According to the federal judge in Little Rock, Ark., in documents just made public, Starr "candidly states ... Mrs. Clinton's testimony on several issues under investigation 'has changed over time or differs from that of other witnesses' and that she is a 'central figure' in his investigation."
In Mexico City, President Clinton defended his wife at his news conference.
"I know of no factual discrepancy," he said, and, referring to the reporters before him, added, "But if you took the four of you sitting there together and you all got together 13 to 19 years later and asked you precisely what happened on this day, you might have slightly different memories."
The quotation from Starr is from motions filed in connection with two sets of lawyers' notes involving Mrs. Clinton. The White House is refusing to turn over the notes to Starr, some of which were taken just after Mrs. Clinton's grand jury appearance 15 months ago.
"Now I am going home and I hope all of you will as well," she said after her appearance in January 1996.
Instead, Mrs. Clinton then briefed White House Deputy Counsel Jane Sherburne. Those notes as well as those from another conversation with White House lawyers are the ones in dispute.
An appeals court ruling that the White House must turn over the notes is on its way to the Supreme Court.

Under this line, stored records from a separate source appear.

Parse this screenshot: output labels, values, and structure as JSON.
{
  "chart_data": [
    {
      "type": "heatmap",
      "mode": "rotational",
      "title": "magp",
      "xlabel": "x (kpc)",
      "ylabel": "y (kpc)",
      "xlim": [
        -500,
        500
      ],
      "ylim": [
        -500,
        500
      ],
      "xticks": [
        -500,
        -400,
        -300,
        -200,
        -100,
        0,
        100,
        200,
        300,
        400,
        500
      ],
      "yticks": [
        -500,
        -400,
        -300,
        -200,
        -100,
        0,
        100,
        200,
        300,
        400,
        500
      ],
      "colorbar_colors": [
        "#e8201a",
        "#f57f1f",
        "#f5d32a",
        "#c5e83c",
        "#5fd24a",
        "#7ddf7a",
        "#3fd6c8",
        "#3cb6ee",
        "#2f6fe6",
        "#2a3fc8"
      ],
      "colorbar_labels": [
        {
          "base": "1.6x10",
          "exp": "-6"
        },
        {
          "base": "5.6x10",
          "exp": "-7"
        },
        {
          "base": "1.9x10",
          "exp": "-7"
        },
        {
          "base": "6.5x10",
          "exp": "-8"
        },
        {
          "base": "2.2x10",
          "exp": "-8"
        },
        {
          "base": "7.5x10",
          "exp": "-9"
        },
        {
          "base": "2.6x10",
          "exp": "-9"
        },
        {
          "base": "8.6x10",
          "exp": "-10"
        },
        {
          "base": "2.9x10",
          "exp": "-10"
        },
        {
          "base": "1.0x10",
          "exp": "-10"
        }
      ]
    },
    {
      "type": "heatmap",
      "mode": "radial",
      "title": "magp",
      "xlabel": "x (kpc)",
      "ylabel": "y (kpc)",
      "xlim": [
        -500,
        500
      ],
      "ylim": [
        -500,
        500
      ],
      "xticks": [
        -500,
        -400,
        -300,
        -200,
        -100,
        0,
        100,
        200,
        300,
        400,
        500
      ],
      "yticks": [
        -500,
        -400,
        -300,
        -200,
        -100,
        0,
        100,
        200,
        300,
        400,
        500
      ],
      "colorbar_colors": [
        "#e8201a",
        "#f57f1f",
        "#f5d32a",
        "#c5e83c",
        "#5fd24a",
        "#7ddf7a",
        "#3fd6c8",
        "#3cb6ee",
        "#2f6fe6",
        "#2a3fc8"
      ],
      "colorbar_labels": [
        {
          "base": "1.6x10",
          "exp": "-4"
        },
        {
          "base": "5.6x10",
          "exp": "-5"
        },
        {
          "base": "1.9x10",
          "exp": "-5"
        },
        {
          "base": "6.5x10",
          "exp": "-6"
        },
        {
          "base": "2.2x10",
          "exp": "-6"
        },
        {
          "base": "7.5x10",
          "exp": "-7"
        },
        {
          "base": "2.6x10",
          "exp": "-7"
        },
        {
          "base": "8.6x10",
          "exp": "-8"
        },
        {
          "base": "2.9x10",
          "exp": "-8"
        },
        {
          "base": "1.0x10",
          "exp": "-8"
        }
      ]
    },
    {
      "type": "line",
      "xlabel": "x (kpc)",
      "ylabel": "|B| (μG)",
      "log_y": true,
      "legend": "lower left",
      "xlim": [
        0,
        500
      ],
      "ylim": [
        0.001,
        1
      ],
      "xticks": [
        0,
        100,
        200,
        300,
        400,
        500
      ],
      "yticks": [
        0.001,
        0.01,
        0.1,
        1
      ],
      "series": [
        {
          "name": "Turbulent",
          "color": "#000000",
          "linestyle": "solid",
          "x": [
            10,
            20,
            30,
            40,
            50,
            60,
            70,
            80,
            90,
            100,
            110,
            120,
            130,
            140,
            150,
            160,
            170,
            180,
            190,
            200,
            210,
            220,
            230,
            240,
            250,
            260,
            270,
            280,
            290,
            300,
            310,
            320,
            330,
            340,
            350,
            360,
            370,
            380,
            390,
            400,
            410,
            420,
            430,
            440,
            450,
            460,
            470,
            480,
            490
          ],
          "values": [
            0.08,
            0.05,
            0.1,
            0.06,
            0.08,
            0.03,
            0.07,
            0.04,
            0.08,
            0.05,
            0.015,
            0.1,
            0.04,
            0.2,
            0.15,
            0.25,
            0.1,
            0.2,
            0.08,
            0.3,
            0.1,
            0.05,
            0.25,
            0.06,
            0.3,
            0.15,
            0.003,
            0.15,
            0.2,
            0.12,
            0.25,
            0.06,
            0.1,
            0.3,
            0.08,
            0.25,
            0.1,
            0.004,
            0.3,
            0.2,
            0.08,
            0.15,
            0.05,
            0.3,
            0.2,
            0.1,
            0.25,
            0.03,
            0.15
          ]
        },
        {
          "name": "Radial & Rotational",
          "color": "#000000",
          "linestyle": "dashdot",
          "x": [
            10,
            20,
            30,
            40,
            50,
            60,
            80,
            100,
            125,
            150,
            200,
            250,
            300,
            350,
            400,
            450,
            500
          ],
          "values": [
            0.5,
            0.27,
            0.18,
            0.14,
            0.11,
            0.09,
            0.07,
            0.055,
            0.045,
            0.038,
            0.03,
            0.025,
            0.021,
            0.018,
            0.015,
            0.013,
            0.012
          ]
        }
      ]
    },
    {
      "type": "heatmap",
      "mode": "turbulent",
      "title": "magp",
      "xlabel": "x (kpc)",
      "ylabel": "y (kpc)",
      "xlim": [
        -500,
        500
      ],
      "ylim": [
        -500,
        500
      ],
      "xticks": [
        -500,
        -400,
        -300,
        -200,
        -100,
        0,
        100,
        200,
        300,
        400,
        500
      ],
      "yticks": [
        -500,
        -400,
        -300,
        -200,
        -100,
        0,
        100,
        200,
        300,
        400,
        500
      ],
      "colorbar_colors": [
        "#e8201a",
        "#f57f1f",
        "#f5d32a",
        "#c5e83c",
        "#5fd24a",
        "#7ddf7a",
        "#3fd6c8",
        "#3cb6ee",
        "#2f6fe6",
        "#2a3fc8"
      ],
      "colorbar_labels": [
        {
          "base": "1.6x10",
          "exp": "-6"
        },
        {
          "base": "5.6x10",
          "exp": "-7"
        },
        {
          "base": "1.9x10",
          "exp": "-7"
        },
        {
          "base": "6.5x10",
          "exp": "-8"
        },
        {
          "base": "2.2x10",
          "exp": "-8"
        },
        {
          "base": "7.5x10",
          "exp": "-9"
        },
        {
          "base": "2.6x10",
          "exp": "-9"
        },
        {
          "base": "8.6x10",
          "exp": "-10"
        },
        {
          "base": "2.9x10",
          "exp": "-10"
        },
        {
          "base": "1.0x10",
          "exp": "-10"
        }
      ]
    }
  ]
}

The president contends his lawyers have urged him to make a constitutional test of attorney client privilege, even though Mrs. Clinton is not technically a client of the White House lawyers.
"So they came to me and said this is what we strongly believe, this is the right thing to do for America, and for the Constitution, and everyone knows that you and your wife have answered all of the questions there and have told everybody everything there is to tell, and we ought to do this for the country," Clinton said.
But the appeals judges who ruled against the White House expressed their opinion this way: "Mrs. Clinton's interest ... is naturally avoiding prosecution." That is clearly what Independent Counsel Starr is exploring.